Grâce à un corpus d’environ 140 pièces majeures, la Moderne Galerie de Sarrebruck fait dialoguer les œuvres de deux révolutionnaires : Auguste Rodin et Bruce Nauman1.
Ils sont venus au monde à un siècle de distance : Auguste Rodin (1840-1917) et Bruce Nauman (né en 1940) ont, chacun à leur manière, dynamité les canons esthétiques de leur époque, faisant souvent scandale. Pour Roland Mönig, directeur de l’institution sarroise et commissaire de cette exposition, « le premier incarne l’histoire et la tradition d’une collection regardant autant en direction de la France que vers l’Allemagne, tandis que le second est l’image d’une nouvelle radicalité symbolisant ce que le musée peut et doit faire. » Dans un parcours construit thématiquement tout en délicatesse, il ne cherche « ni à démontrer une filiation, ni à proposer des rétrospectives croisées, mais à expérimenter, à mettre les œuvres en résonance ». Se découvre ainsi dès l’entrée une réponse à la fondamentale question : « Que fait l’artiste ? » La répartie en néon de l’Américain – The True Artist Helps the World by Revealing Mystic Truths (1967) – se reflète dans le cube de verre protégeant un Penseur (1880) du Français, icône sculptée pour le tympan de la Porte de l’Enfer et figure idéale du créateur.
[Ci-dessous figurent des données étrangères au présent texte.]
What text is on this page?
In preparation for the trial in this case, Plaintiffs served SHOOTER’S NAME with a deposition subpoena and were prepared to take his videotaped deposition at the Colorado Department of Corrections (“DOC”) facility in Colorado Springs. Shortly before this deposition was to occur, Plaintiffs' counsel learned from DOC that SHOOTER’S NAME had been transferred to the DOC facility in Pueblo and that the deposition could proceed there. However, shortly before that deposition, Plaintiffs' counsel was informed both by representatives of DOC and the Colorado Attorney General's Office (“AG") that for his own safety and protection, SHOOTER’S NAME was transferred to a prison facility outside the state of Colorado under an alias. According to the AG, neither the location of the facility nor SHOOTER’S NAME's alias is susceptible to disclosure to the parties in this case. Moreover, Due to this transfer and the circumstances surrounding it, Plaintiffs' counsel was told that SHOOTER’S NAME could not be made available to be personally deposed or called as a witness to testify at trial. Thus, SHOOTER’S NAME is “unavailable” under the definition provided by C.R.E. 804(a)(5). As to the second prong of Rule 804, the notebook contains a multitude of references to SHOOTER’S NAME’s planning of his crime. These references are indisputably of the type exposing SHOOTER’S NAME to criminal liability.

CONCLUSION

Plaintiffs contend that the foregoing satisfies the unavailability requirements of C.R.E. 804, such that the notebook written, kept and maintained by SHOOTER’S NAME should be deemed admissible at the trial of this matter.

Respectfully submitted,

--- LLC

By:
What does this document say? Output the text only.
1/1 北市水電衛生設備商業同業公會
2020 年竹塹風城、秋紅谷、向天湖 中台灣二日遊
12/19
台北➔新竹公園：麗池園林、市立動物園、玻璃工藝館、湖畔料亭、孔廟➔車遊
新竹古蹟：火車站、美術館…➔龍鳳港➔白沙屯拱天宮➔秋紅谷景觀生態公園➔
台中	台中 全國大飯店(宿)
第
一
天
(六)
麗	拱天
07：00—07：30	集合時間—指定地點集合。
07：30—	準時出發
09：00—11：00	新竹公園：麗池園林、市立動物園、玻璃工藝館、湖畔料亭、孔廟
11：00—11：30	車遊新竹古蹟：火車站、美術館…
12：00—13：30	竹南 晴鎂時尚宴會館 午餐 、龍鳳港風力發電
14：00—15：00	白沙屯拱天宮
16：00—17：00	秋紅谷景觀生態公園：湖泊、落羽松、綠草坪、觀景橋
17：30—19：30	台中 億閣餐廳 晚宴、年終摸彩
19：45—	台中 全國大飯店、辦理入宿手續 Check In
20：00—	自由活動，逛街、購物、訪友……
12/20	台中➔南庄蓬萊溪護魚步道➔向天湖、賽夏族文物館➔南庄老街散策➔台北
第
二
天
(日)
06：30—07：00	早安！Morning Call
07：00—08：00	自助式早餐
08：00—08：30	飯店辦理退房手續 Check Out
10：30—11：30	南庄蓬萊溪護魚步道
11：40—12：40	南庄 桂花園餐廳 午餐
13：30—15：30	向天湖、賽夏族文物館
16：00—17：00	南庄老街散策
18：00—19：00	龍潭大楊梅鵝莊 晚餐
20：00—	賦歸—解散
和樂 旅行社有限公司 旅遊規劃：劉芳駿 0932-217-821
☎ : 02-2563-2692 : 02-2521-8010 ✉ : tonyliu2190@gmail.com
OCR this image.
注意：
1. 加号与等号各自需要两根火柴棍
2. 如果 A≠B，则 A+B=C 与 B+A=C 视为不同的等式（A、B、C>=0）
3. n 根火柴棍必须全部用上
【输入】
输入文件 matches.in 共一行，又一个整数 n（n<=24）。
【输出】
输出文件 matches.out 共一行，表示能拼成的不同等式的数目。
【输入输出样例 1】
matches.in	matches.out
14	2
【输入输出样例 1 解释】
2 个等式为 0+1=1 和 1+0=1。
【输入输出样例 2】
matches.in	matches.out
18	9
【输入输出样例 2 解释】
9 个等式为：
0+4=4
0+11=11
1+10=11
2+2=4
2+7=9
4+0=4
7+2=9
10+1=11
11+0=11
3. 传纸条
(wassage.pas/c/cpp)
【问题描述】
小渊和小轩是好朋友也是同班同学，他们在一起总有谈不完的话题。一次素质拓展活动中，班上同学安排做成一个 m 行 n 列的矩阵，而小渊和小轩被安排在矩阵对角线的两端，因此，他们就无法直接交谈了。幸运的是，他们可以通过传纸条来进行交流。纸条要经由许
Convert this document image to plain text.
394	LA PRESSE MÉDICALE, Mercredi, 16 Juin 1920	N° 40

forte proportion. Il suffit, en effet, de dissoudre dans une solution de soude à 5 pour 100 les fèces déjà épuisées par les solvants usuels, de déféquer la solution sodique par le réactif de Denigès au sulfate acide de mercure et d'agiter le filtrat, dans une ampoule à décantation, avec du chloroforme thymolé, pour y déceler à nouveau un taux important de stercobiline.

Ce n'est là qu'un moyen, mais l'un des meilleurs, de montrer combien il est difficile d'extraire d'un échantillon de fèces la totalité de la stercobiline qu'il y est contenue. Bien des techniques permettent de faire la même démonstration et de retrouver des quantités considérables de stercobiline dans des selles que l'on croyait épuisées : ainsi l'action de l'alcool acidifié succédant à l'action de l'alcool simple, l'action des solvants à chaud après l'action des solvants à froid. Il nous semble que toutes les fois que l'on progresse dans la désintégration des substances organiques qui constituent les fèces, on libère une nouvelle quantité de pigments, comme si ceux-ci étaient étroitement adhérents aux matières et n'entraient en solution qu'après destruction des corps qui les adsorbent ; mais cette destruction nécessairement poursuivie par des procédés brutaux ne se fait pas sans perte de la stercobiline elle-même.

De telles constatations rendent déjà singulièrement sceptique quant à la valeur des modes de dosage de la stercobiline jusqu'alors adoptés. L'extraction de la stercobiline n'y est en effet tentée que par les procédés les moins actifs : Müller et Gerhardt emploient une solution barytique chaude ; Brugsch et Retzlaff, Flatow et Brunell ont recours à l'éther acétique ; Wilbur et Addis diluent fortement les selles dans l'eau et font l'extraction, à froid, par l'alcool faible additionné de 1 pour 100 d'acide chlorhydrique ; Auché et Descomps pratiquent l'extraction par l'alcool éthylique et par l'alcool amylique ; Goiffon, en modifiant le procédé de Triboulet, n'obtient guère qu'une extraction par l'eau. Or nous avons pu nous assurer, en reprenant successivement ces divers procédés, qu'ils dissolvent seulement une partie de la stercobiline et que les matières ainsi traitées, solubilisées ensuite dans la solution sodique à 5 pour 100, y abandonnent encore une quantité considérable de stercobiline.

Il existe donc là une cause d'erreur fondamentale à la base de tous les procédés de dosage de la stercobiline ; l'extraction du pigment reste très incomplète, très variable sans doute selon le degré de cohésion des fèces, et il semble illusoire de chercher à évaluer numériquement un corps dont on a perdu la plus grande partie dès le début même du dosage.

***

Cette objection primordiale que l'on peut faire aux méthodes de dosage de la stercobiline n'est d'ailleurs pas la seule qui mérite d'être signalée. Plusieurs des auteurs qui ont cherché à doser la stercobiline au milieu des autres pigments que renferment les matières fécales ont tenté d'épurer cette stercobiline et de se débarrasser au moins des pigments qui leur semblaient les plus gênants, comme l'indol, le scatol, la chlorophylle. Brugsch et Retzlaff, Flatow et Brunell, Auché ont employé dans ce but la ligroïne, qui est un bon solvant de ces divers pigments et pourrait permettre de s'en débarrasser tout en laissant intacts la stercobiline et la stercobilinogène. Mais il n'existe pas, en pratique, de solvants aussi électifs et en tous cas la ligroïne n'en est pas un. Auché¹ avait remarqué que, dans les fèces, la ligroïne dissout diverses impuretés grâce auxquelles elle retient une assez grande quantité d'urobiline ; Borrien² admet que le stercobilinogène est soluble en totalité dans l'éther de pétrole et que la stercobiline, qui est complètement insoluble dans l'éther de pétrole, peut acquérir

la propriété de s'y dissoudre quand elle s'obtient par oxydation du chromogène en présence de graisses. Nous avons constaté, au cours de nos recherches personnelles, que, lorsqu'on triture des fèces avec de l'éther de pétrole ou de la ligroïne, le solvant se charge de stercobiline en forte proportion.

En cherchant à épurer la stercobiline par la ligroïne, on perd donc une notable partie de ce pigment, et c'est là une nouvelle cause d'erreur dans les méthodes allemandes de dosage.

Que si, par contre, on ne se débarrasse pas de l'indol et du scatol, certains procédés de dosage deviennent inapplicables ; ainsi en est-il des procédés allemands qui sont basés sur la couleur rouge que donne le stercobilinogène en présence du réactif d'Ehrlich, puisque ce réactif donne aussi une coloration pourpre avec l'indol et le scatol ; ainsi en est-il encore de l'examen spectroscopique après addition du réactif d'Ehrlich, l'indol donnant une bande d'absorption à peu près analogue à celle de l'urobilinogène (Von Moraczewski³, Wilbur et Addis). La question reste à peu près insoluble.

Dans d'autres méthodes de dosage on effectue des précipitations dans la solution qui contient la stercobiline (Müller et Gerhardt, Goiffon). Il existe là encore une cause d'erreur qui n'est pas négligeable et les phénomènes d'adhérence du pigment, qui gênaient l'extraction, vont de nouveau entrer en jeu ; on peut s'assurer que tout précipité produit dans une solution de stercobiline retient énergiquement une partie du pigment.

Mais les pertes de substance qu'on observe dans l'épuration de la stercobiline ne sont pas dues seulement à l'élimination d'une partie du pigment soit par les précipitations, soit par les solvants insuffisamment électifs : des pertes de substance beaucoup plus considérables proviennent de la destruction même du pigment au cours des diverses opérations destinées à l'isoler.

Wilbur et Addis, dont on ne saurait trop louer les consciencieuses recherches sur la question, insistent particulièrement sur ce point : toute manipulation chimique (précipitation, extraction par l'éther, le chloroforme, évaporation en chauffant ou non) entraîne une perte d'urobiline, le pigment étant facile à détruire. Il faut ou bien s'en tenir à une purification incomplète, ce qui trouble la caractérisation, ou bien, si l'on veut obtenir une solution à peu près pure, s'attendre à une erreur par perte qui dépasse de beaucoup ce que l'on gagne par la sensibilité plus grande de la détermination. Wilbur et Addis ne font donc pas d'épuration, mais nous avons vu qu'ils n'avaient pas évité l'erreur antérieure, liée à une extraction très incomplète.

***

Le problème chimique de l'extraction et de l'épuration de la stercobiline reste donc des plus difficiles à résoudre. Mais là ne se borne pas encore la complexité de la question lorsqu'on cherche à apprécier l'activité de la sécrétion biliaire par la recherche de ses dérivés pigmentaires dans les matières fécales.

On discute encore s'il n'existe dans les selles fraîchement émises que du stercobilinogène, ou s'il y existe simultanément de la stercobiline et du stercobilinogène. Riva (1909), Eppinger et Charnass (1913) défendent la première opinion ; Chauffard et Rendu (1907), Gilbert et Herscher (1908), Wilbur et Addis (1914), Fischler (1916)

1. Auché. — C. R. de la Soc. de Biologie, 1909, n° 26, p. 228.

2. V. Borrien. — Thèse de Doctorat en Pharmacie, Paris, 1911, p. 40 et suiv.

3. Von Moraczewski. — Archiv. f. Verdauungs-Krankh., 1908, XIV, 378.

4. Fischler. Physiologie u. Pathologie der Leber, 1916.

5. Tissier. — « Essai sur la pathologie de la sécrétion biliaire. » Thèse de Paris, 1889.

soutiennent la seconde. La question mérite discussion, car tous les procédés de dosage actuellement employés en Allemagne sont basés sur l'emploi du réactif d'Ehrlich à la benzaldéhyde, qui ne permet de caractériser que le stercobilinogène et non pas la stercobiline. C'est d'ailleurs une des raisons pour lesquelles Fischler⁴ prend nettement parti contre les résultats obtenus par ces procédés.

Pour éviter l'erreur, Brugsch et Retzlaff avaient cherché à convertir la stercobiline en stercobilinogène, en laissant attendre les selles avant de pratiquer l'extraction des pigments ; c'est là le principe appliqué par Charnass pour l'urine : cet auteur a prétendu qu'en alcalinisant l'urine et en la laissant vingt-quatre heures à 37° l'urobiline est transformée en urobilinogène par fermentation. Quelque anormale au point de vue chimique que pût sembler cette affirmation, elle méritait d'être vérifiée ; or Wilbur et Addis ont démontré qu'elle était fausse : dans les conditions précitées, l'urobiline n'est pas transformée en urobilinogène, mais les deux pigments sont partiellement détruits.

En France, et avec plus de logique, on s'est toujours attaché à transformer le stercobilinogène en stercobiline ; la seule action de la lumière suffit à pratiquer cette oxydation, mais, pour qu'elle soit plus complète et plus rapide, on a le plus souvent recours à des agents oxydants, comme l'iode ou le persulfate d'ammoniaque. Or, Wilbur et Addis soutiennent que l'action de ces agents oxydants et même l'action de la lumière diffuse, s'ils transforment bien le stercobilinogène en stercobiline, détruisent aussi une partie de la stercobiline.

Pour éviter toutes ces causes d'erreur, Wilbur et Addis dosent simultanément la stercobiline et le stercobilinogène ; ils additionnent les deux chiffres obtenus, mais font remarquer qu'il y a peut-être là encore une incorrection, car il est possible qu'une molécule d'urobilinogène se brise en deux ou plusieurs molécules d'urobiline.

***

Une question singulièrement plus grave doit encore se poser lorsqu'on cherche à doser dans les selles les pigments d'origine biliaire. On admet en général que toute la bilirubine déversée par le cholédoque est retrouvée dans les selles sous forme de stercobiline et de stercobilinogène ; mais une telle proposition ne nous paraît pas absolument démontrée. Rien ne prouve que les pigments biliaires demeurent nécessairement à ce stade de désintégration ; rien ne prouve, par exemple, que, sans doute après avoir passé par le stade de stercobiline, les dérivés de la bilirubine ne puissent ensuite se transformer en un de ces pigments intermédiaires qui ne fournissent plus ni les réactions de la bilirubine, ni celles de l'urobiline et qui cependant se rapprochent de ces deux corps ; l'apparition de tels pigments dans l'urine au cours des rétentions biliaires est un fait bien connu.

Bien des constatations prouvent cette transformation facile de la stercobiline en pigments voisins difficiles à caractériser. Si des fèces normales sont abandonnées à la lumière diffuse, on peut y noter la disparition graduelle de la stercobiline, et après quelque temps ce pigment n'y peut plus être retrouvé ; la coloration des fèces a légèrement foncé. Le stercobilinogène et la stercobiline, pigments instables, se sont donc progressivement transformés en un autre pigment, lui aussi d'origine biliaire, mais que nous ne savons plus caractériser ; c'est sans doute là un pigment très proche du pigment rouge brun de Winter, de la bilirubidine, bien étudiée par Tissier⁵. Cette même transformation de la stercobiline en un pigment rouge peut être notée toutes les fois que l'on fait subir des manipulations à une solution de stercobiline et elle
Au fil des salles et des sujets (L’Atelier, L’Espace, Le Fragment…), les correspondances se déploient avec subtilité, permettant aussi de « faire sortir Rodin de la case romantique. En le confrontant avec Nauman, on découvre le provocateur, celui dont quatorze dessins exposés à Weimar en 1906 ont forcé Harry Graf Kessler, directeur de la Kunsthalle, à démissionner tant le scandale était grand. » Expressives en diable, violentes, érotiques et crues, certaines de ces œuvres sur papier rarement montrées irradient sur les cimaises de Sarrebruck. Dans les sculptures également, le corps est mis en mouvement : confronter le célèbre bronze intitulé Homme qui marche (1899) et les néons de Marching Man (1985) révèle un commun caractère. Si certains motifs sont partagés comme la main (La Cathédrale, 1908 fait, par exemple, face à Pair of Hands de 1996), c’est dans la démarche éminemment expérimentale des deux artistes que le rapprochement fait sens. Pensons aux abattis2 (ce « feu qui alimentait l’imagination » pour Roland Mönig) avec lesquels Rodin crée des chimères humaines se jouant des proportions : deux bras gauche sont enlacés dans une étonnante arabesque, le battoir d’un des Bourgeois de Calais enlace voluptueusement un fragment de corps de femme (La Main du diable, 1903)… Dans la dernière section, Émotion et Conflit, s’incarne avec plus de force encore la parenté entre les deux hommes : l’immense et souffrante Tête de Pierre de Wissant (1909)3 observe de ses yeux mi-clos le Ten Heads Circle / In and Out (1990) et ses visages multicolores dans un tourbillon de douleur et de fragilité mêlées.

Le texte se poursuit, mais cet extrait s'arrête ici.